Step 5: Generate the RCA
The final output is a structured root cause analysis that includes: the most likely responsible commit and author, the specific code change that introduced the issue, an explanation of the failure mechanism, and a suggested fix approach. This becomes both the PR description and the Slack notification body.
Handling ambiguity
Not every incident has a clear single cause. Sometimes the root cause is a combination of changes. Sometimes it's environmental — a configuration change, a dependency update, or a data migration that exposed a latent bug. IncidentPilot is designed to communicate uncertainty when it exists rather than fabricate false confidence.

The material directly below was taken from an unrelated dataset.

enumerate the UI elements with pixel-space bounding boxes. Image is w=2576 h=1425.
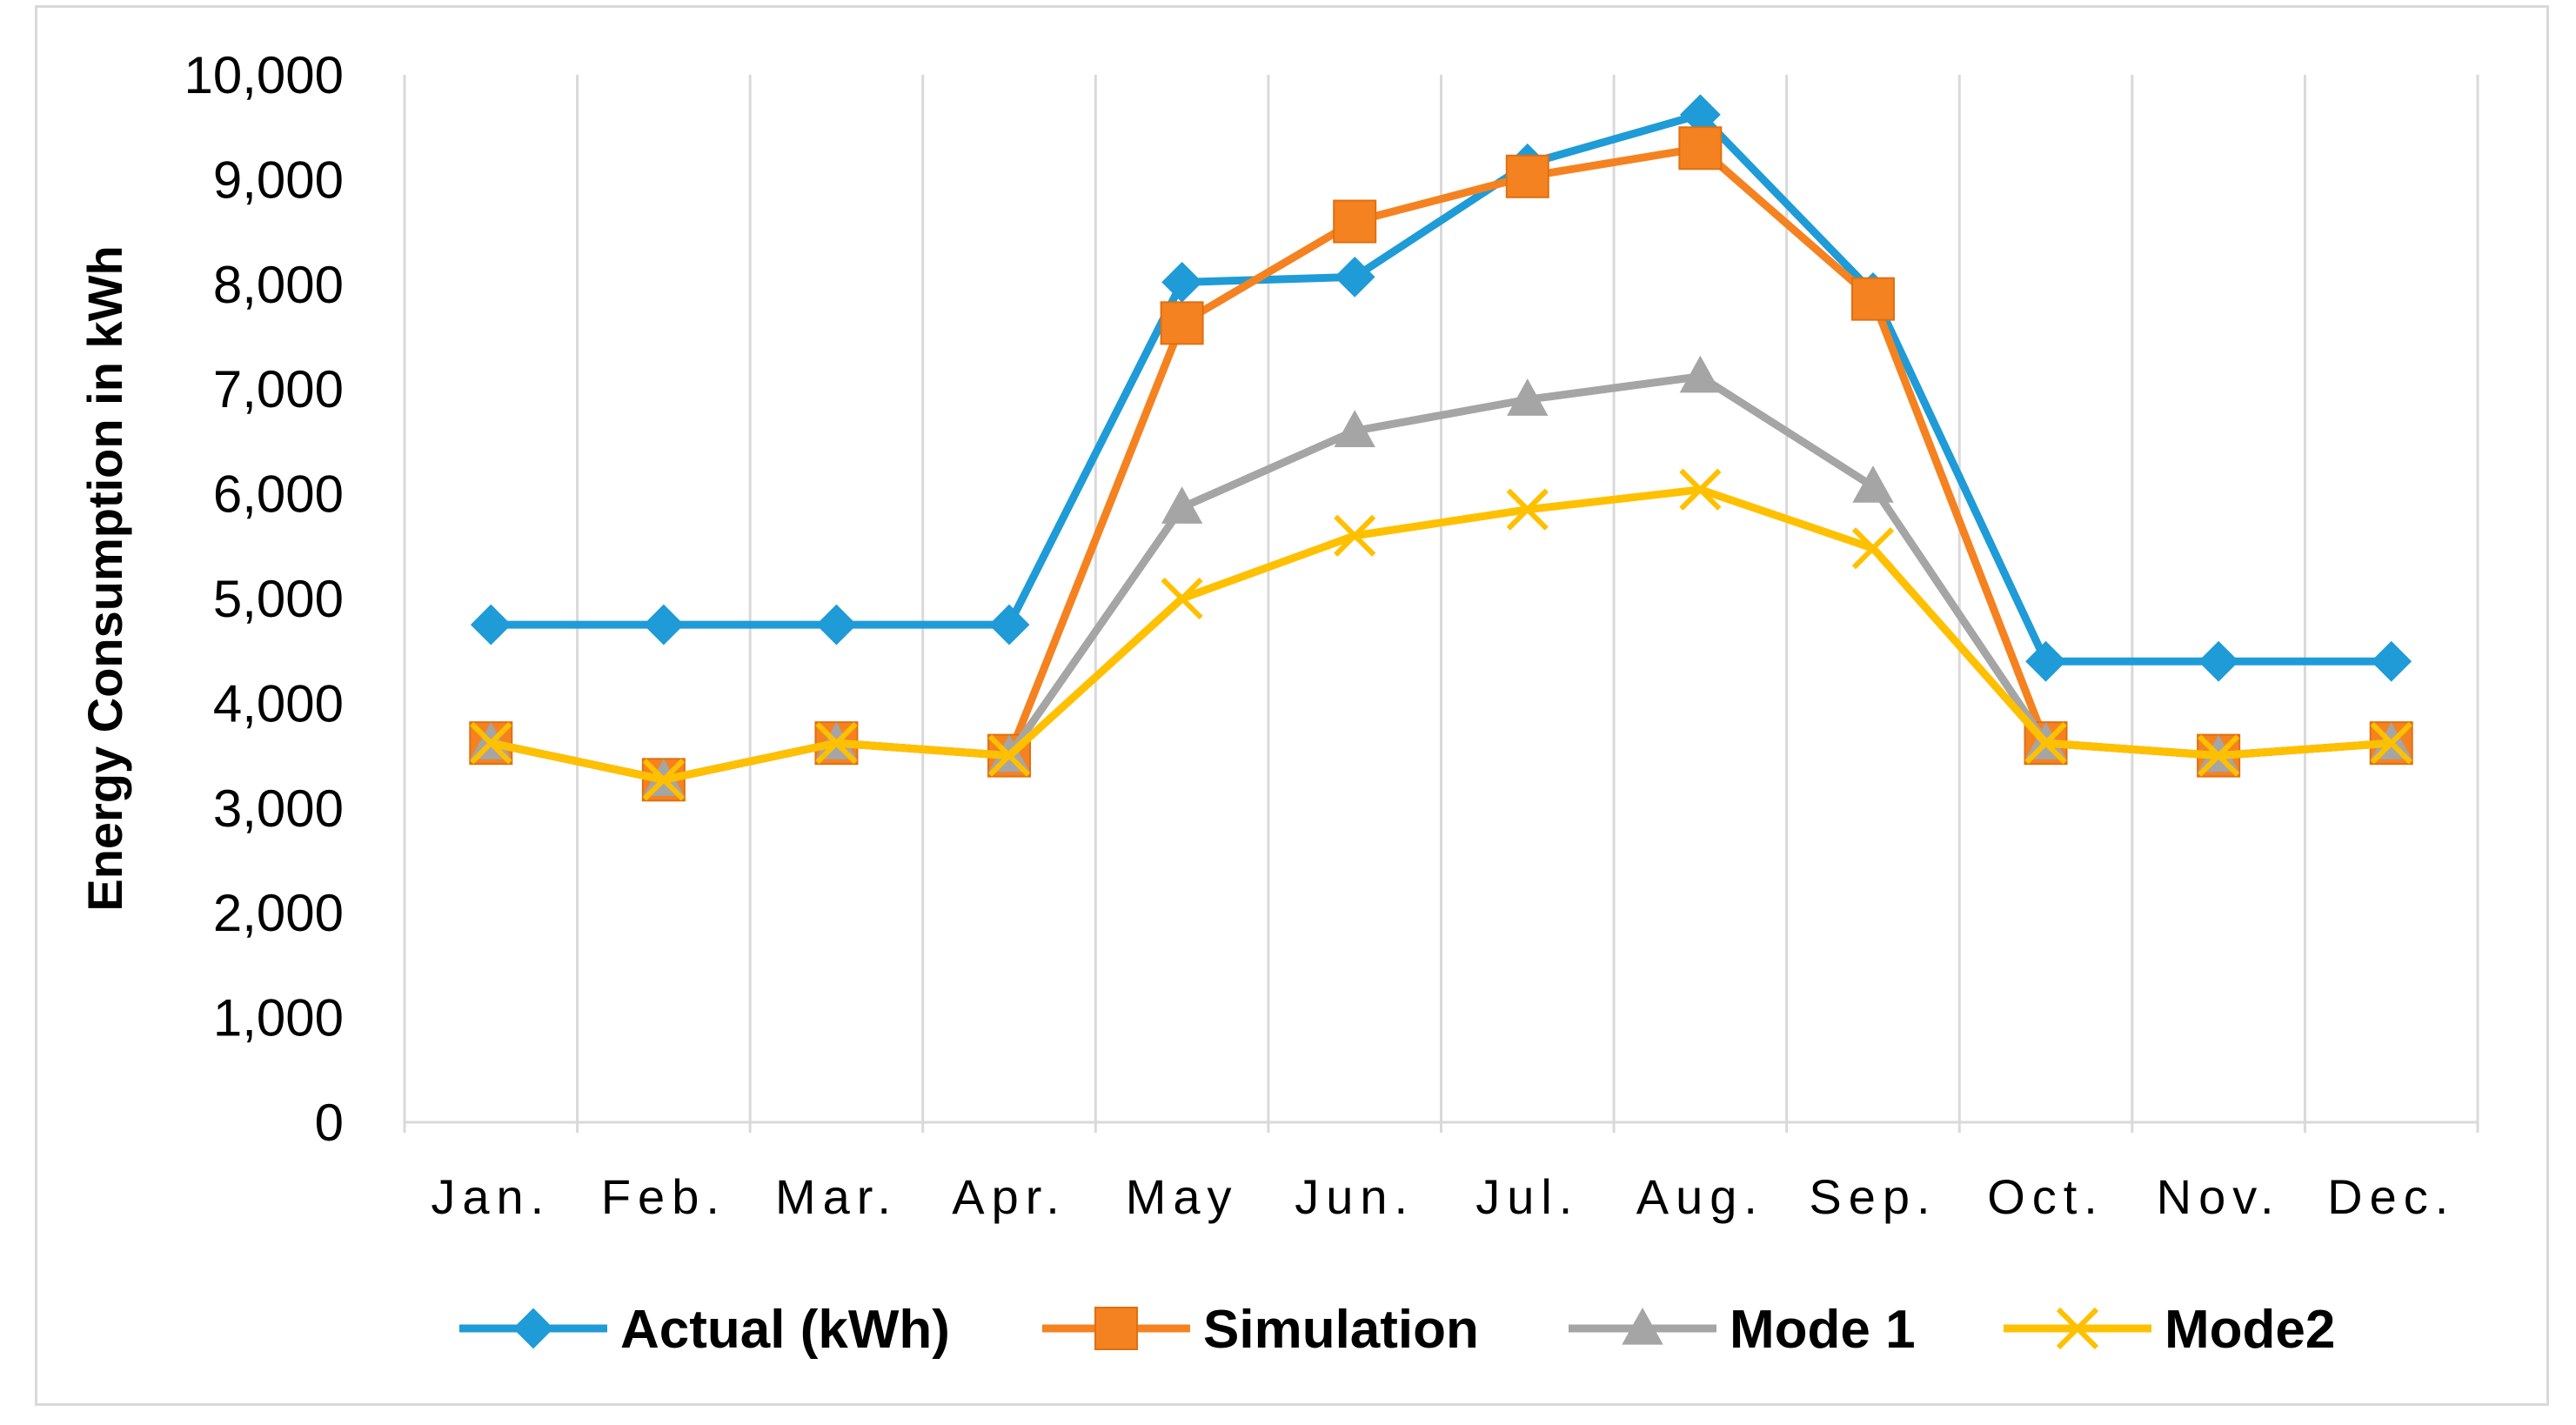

When the evidence is ambiguous, the RCA says so. A confident-sounding wrong answer is worse than an honest "we found three candidates — here's the evidence for each."
Accuracy in practice
Across the incidents processed by IncidentPilot in our private beta, 78% of root cause identifications were rated as "accurate" or "very accurate" by the engineers who reviewed them. 14% were "partially correct" — the right area but not the exact commit. 8% were incorrect.
We're not at 100%, and we don't claim to be. But even a partially-correct RCA that narrows the search space from 50 commits to 3 is enormously valuable. It transforms a 45-minute investigation into a 5-minute validation.